We walked the streets and cut in between buildings were small slivers through which one could see the incredible landscape beyond. We went to a famous cafe on the edge of the hillside and so many of us were in awe.
After a few brief stops at the incredible panoramic views we descended into the fog. It was absolutely magical, the air was cold and the mist settled in your lungs with such a presence it was impossible to ignore the fresh air. Rays of sun pierced through the thick fog every now and then to illuminate beautiful scenes of small houses, of a road seemingly heading nowhere, and to the algae ridden rooftops of the abodes below. The roosters started crowing, surprisingly late in the day for them to wake up. Silhouetted in the thick fog was a grand stone church, looming and solid. We entered quietly to a beautiful mass service and left for Pienza soon after.

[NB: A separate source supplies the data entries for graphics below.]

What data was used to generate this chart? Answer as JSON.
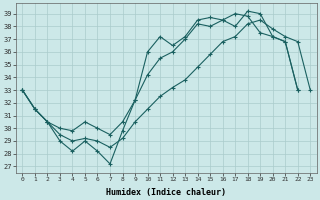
{
  "xlabel": "Humidex (Indice chaleur)",
  "xlim": [
    -0.5,
    23.5
  ],
  "ylim": [
    26.5,
    39.8
  ],
  "yticks": [
    27,
    28,
    29,
    30,
    31,
    32,
    33,
    34,
    35,
    36,
    37,
    38,
    39
  ],
  "xticks": [
    0,
    1,
    2,
    3,
    4,
    5,
    6,
    7,
    8,
    9,
    10,
    11,
    12,
    13,
    14,
    15,
    16,
    17,
    18,
    19,
    20,
    21,
    22,
    23
  ],
  "bg_color": "#cce8e8",
  "grid_color": "#aacccc",
  "line_color": "#1a6060",
  "line1": [
    33.0,
    31.5,
    30.5,
    29.0,
    28.2,
    29.0,
    28.2,
    27.2,
    29.8,
    32.2,
    36.0,
    37.2,
    36.5,
    37.2,
    38.5,
    38.7,
    38.5,
    38.0,
    39.2,
    39.0,
    37.2,
    36.8,
    33.0,
    null
  ],
  "line2": [
    33.0,
    31.5,
    30.5,
    30.0,
    29.8,
    30.5,
    30.0,
    29.5,
    30.5,
    32.2,
    34.2,
    35.5,
    36.0,
    37.0,
    38.2,
    38.0,
    38.5,
    39.0,
    38.8,
    37.5,
    37.2,
    36.8,
    33.0,
    null
  ],
  "line3": [
    33.0,
    31.5,
    30.5,
    29.5,
    29.0,
    29.2,
    29.0,
    28.5,
    29.2,
    30.5,
    31.5,
    32.5,
    33.2,
    33.8,
    34.8,
    35.8,
    36.8,
    37.2,
    38.2,
    38.5,
    37.8,
    37.2,
    36.8,
    33.0
  ]
}
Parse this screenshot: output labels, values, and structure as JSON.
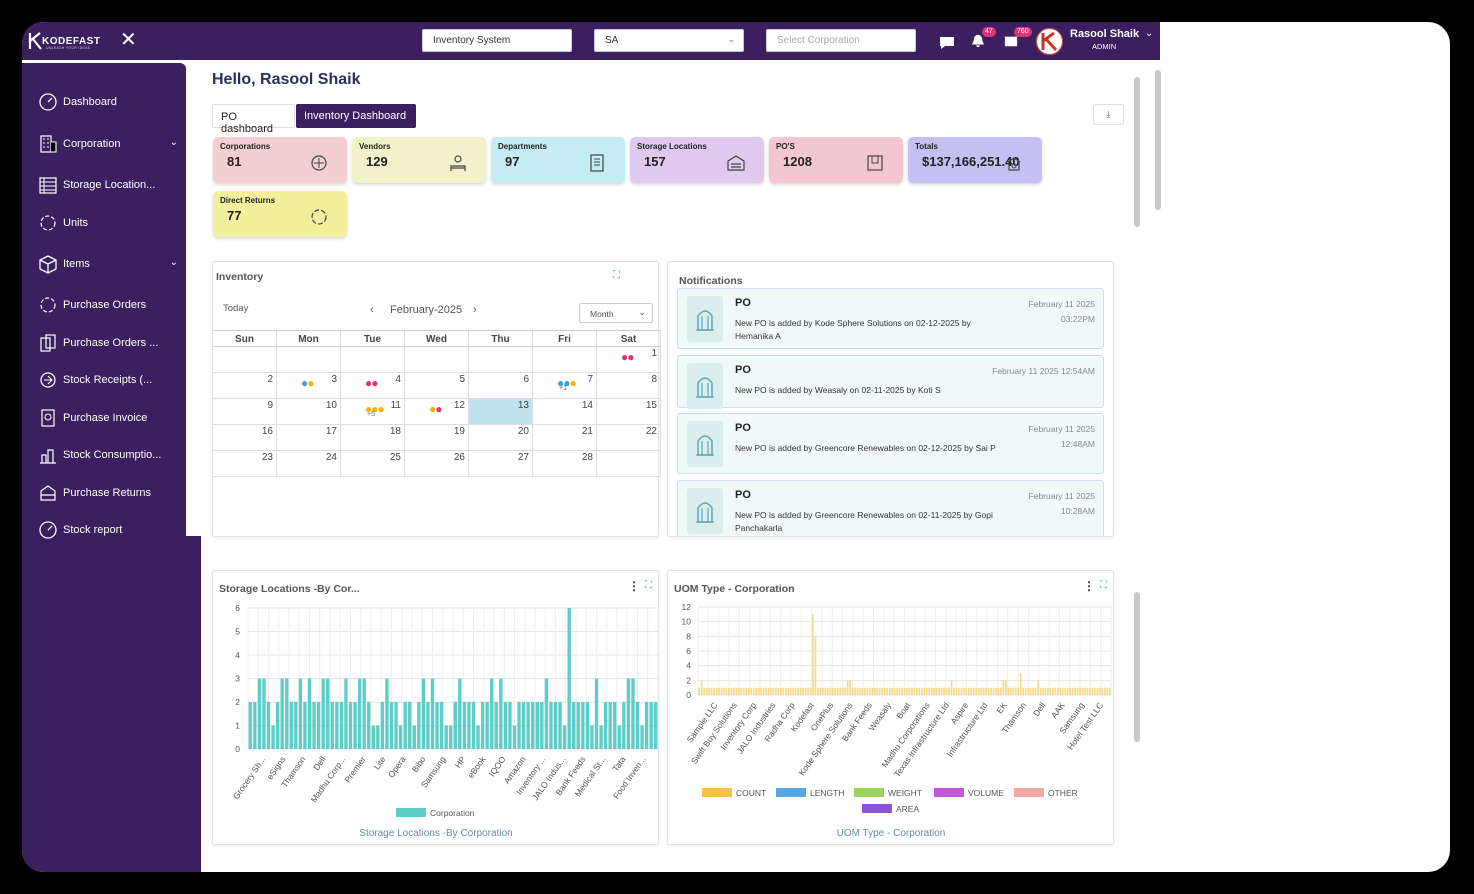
{
  "brand": {
    "name": "KODEFAST",
    "tagline": "UNLEASH YOUR IDEAS"
  },
  "topbar": {
    "system_value": "Inventory System",
    "company_value": "SA",
    "corporation_placeholder": "Select Corporation",
    "notif_count": "47",
    "msg_count": "760",
    "user_name": "Rasool Shaik",
    "user_role": "ADMIN"
  },
  "sidebar": {
    "items": [
      {
        "label": "Dashboard",
        "icon": "dashboard-icon"
      },
      {
        "label": "Corporation",
        "icon": "building-icon"
      },
      {
        "label": "Storage Location...",
        "icon": "warehouse-icon"
      },
      {
        "label": "Units",
        "icon": "units-icon"
      },
      {
        "label": "Items",
        "icon": "box-icon"
      },
      {
        "label": "Purchase Orders",
        "icon": "purchase-orders-icon"
      },
      {
        "label": "Purchase Orders ...",
        "icon": "purchase-orders-alt-icon"
      },
      {
        "label": "Stock Receipts (...",
        "icon": "stock-receipts-icon"
      },
      {
        "label": "Purchase Invoice",
        "icon": "invoice-icon"
      },
      {
        "label": "Stock Consumptio...",
        "icon": "stock-consumption-icon"
      },
      {
        "label": "Purchase Returns",
        "icon": "returns-icon"
      },
      {
        "label": "Stock report",
        "icon": "report-icon"
      }
    ]
  },
  "main": {
    "greeting": "Hello, Rasool Shaik",
    "tabs": [
      "PO dashboard",
      "Inventory Dashboard"
    ]
  },
  "cards": [
    {
      "label": "Corporations",
      "value": "81",
      "color": "#f3cfd2"
    },
    {
      "label": "Vendors",
      "value": "129",
      "color": "#f1f2c9"
    },
    {
      "label": "Departments",
      "value": "97",
      "color": "#c4ecf2"
    },
    {
      "label": "Storage Locations",
      "value": "157",
      "color": "#e0c9ee"
    },
    {
      "label": "PO'S",
      "value": "1208",
      "color": "#f3c7cf"
    },
    {
      "label": "Totals",
      "value": "$137,166,251.40",
      "color": "#c5c0f3"
    },
    {
      "label": "Direct Returns",
      "value": "77",
      "color": "#f4ef9c"
    }
  ],
  "calendar": {
    "title": "Inventory",
    "today": "Today",
    "month_label": "February-2025",
    "view": "Month",
    "days": [
      "Sun",
      "Mon",
      "Tue",
      "Wed",
      "Thu",
      "Fri",
      "Sat"
    ],
    "weeks": [
      [
        "",
        "",
        "",
        "",
        "",
        "",
        "1"
      ],
      [
        "2",
        "3",
        "4",
        "5",
        "6",
        "7",
        "8"
      ],
      [
        "9",
        "10",
        "11",
        "12",
        "13",
        "14",
        "15"
      ],
      [
        "16",
        "17",
        "18",
        "19",
        "20",
        "21",
        "22"
      ],
      [
        "23",
        "24",
        "25",
        "26",
        "27",
        "28",
        ""
      ]
    ],
    "highlight": "13",
    "events": {
      "1": {
        "dots": [
          "#e0347a",
          "#e0347a"
        ]
      },
      "3": {
        "dots": [
          "#3aa3d8",
          "#f4b400"
        ]
      },
      "4": {
        "dots": [
          "#e0347a",
          "#e0347a"
        ]
      },
      "7": {
        "dots": [
          "#3aa3d8",
          "#3aa3d8",
          "#f4b400"
        ],
        "more": "+1"
      },
      "11": {
        "dots": [
          "#f4b400",
          "#f4b400",
          "#f4b400"
        ],
        "more": "+5"
      },
      "12": {
        "dots": [
          "#f4b400",
          "#e0347a"
        ]
      }
    }
  },
  "notifications": {
    "title": "Notifications",
    "items": [
      {
        "type": "PO",
        "date": "February 11 2025",
        "time": "03:22PM",
        "message": "New PO is added by Kode Sphere Solutions on 02-12-2025 by Hemanika A"
      },
      {
        "type": "PO",
        "date": "February 11 2025 12:54AM",
        "time": "",
        "message": "New PO is added by Weasaly on 02-11-2025 by Koti S"
      },
      {
        "type": "PO",
        "date": "February 11 2025",
        "time": "12:48AM",
        "message": "New PO is added by Greencore Renewables on 02-12-2025 by Sai P"
      },
      {
        "type": "PO",
        "date": "February 11 2025",
        "time": "10:28AM",
        "message": "New PO is added by Greencore Renewables on 02-11-2025 by Gopi Panchakarla"
      }
    ]
  },
  "chart_data": [
    {
      "type": "bar",
      "title": "Storage Locations -By Cor...",
      "footer_title": "Storage Locations -By Corporation",
      "color": "#5ccdc7",
      "series": [
        {
          "name": "Corporation",
          "values": [
            2,
            2,
            3,
            3,
            2,
            1,
            2,
            3,
            3,
            2,
            2,
            3,
            2,
            3,
            2,
            2,
            3,
            3,
            2,
            2,
            2,
            3,
            2,
            2,
            3,
            3,
            2,
            1,
            1,
            2,
            3,
            2,
            2,
            1,
            2,
            2,
            1,
            2,
            3,
            2,
            3,
            2,
            2,
            1,
            1,
            2,
            3,
            2,
            2,
            2,
            1,
            2,
            2,
            3,
            2,
            3,
            2,
            2,
            1,
            2,
            2,
            2,
            2,
            2,
            2,
            3,
            2,
            2,
            2,
            1,
            6,
            2,
            2,
            2,
            2,
            1,
            3,
            1,
            2,
            2,
            2,
            1,
            2,
            3,
            3,
            2,
            1,
            2,
            2,
            2
          ]
        }
      ],
      "category_labels": [
        "Grocery Sh...",
        "eSigns",
        "Thamson",
        "Dell",
        "Madhu Corp...",
        "Premier",
        "Lite",
        "Opera",
        "Bibo",
        "Samsung",
        "HP",
        "eBook",
        "IQOO",
        "Amazon",
        "Inventory ...",
        "JALO Indus...",
        "Bank Feeds",
        "Medical St...",
        "Tata",
        "Food Inven..."
      ],
      "ylim": [
        0,
        6
      ],
      "yticks": [
        0,
        1,
        2,
        3,
        4,
        5,
        6
      ]
    },
    {
      "type": "bar",
      "title": "UOM Type - Corporation",
      "footer_title": "UOM Type - Corporation",
      "series": [
        {
          "name": "COUNT",
          "color": "#f5c04d"
        },
        {
          "name": "LENGTH",
          "color": "#58a8e2"
        },
        {
          "name": "WEIGHT",
          "color": "#9bd45a"
        },
        {
          "name": "VOLUME",
          "color": "#c257da"
        },
        {
          "name": "OTHER",
          "color": "#f2a9a4"
        },
        {
          "name": "AREA",
          "color": "#8a56d8"
        }
      ],
      "count_values": [
        1,
        2,
        1,
        1,
        1,
        1,
        1,
        1,
        1,
        1,
        1,
        1,
        1,
        1,
        1,
        1,
        1,
        1,
        1,
        1,
        1,
        1,
        1,
        1,
        1,
        1,
        1,
        1,
        1,
        1,
        1,
        1,
        1,
        1,
        1,
        1,
        1,
        1,
        1,
        1,
        1,
        1,
        1,
        1,
        1,
        1,
        11,
        8,
        1,
        1,
        1,
        1,
        1,
        1,
        1,
        1,
        1,
        1,
        1,
        1,
        2,
        2,
        1,
        1,
        1,
        1,
        1,
        1,
        1,
        1,
        1,
        1,
        1,
        1,
        1,
        1,
        1,
        1,
        1,
        1,
        1,
        1,
        1,
        1,
        1,
        1,
        1,
        1,
        1,
        1,
        1,
        1,
        1,
        1,
        1,
        1,
        1,
        1,
        1,
        1,
        1,
        1,
        2,
        1,
        1,
        1,
        1,
        1,
        1,
        1,
        1,
        1,
        1,
        1,
        1,
        1,
        1,
        1,
        1,
        1,
        1,
        1,
        1,
        2,
        2,
        1,
        1,
        1,
        1,
        1,
        3,
        1,
        1,
        1,
        1,
        1,
        1,
        2,
        1,
        1,
        1,
        1,
        1,
        1,
        1,
        1,
        1,
        1,
        1,
        1,
        1,
        1,
        1,
        1,
        1,
        1,
        1,
        1,
        1,
        1,
        1,
        1,
        1,
        1,
        1,
        1,
        1
      ],
      "category_labels": [
        "Sample LLC",
        "Swift Buy Solutions",
        "Inventory Corp",
        "JALO Industries",
        "Radha Corp",
        "Kodefast",
        "OnePlus",
        "Kode Sphere Solutions",
        "Bank Feeds",
        "Weasaly",
        "Boat",
        "Madhu Corporations",
        "Texas Infrastructure Ltd",
        "Aspire",
        "Infrastructure Ltd",
        "EK",
        "Thamson",
        "Dell",
        "AAK",
        "Samsung",
        "Hotel Test LLC"
      ],
      "ylim": [
        0,
        12
      ],
      "yticks": [
        0,
        2,
        4,
        6,
        8,
        10,
        12
      ]
    }
  ]
}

Given 3 hours of free time, I choose to take a long walk around the small town like so many others. Everywhere around us were hills and hills filled with small fences waiting for the springtime grapevines. The sky was clear and the ground green and golden. Our last stop was in an abbey seemingly in the middle of nowhere, maybe just as an established example of Christian influence even in the tiniest of villages. We stopped to get our last souvenirs in a small store attached to the abbey. Wine and honey and fruit spreads and olive oil, hoping to take a little taste of Tuscany back with us to Rome.